Why saying ‘yes’ to the ‘only yes means yes’ BILL is AFFIRMATIVE OF A SAFE FUTURE FOR WOMEN
‘Only Yes Means Yes’ Essay, Speech, Debate
As the times progress, so do the mindsets of the general public. Alongside the more broad-minded approach with which the public has begun to view life, a more complex understanding of right and wrong is gained between even the common laymen, too. In today’s avant-garde times, it is agreed that the citizens of the public have the power to affect the core of our justice system; sometimes for the worse, sometimes for the best. However, the fact that is highly debated even today is the extent to which our power can go, and what the ramifications of an oddly subservient government can be. The ‘Only Yes Means Yes’ Bill that is yet to be passed in the Spanish Senate is a perfect example of such.
‘Only Yes Means Yes’ Debate
The ‘Only Yes Means Yes’ Bill, in essence, has a black-and-white approach to what can be usually viewed as a highly incomprehensive and perversely diverse issue: sex crimes. This includes, but is not restricted to, sexual assault, harassment, abuse, grooming, rape and more. The Bill intended to be a roadblock, once and for all, to the steadily increasing sex crimes rate in Spain (studies show an overall 14% rise in registered sexual assault cases, 2021). The Bill, under the circumstance that it is passed, will not necessitate victims of sexual assault to supply any tangible evidence of sexual reluctance on the victims’ part. It further states that any sexual act coerced without solid consent of the other party will be discerned as sexual assault and thus will be punishable by law (be it between spouses, lovers, or couples of any kind). As a provision, juvenile victims of both sexes will have designated organizations would be established; plus, academic and well-being professionals would collaborate to guarantee that these victims felt secured.

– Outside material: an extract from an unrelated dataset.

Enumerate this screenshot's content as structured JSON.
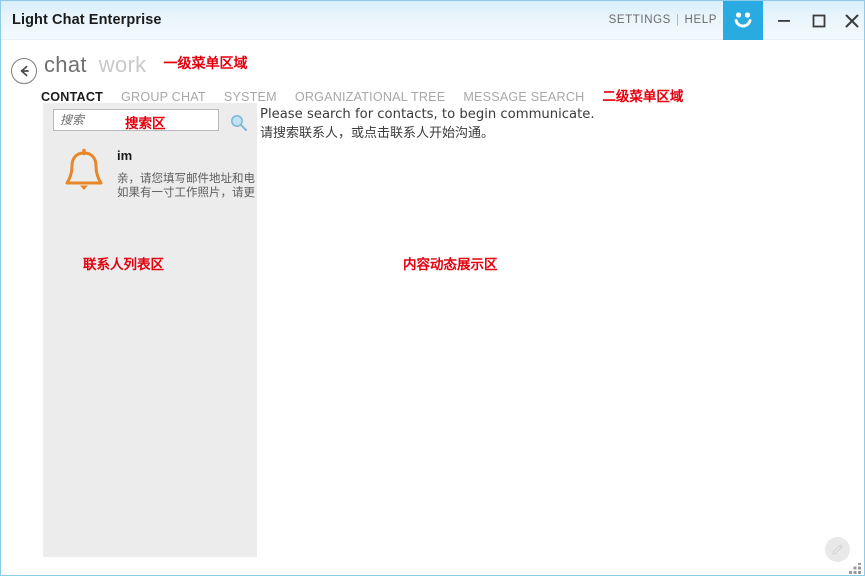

‘Only Yes Means Yes’ Essay
In short, this Bill will make legal processions and convictions of sexual crimes an effortless process and will provide justice swiftly and without misinformed or biased verdicts that halt justice. It was, in fact, a case of halted justice that made the bill all the more desirable as a real law. A dark day for women across Spain, it was the La Manada case (literally meaning, The Pack) that had prompted a lengthy and passionate public outcry against the leniency of the sentence that the 5 rapists had received. The incident itself took place on 7 July 2016 when an 18-year-old woman reported being defiled by 5 men in a doorway of a building, testifying that a few others had been recording the grotesque acts. The men, who were at first charged with both sexual abuse & sexual aggression, were found guilty of only sexual abuse and were acquitted of sexual aggression on the grounds that the woman had never not consented to coitus; it was the ostensible absence of a no that made the jury think that the woman had in fact participated but only pressed charges in fear of the videos being leaked. This verdict, clearly, stunted the justice delivered to the young woman; being guilty of only sexual abuse had meant an infinitesimal sentence of 5-9 years, whereas sexual aggression charges would have landed the perpetrators with an increased 12-15 years in jail.
‘Only Yes Means Yes’ Speech
Dissenters of this verdict took to the streets, so to put a stop to the citizens protests of justice denied, the ‘Only Yes Means Yes’ Bill was birthed into existence by Irene Montero, the Spanish Minister of Equality. “We’re going to swap violence for freedom and we’re going to swap fear for desire. From today, Spain is a freer, safer country for all women,” Montero decreed.
Even if the bill is yet to be enforced as a law, it is the first step to ensuring a safer future for women, the first of what will be many to come. The power to secure sexual freedom of women is in our hands, reader, and we are on the cusp of equality, clinching a positive aftermath for many generations to come. Can you feel it?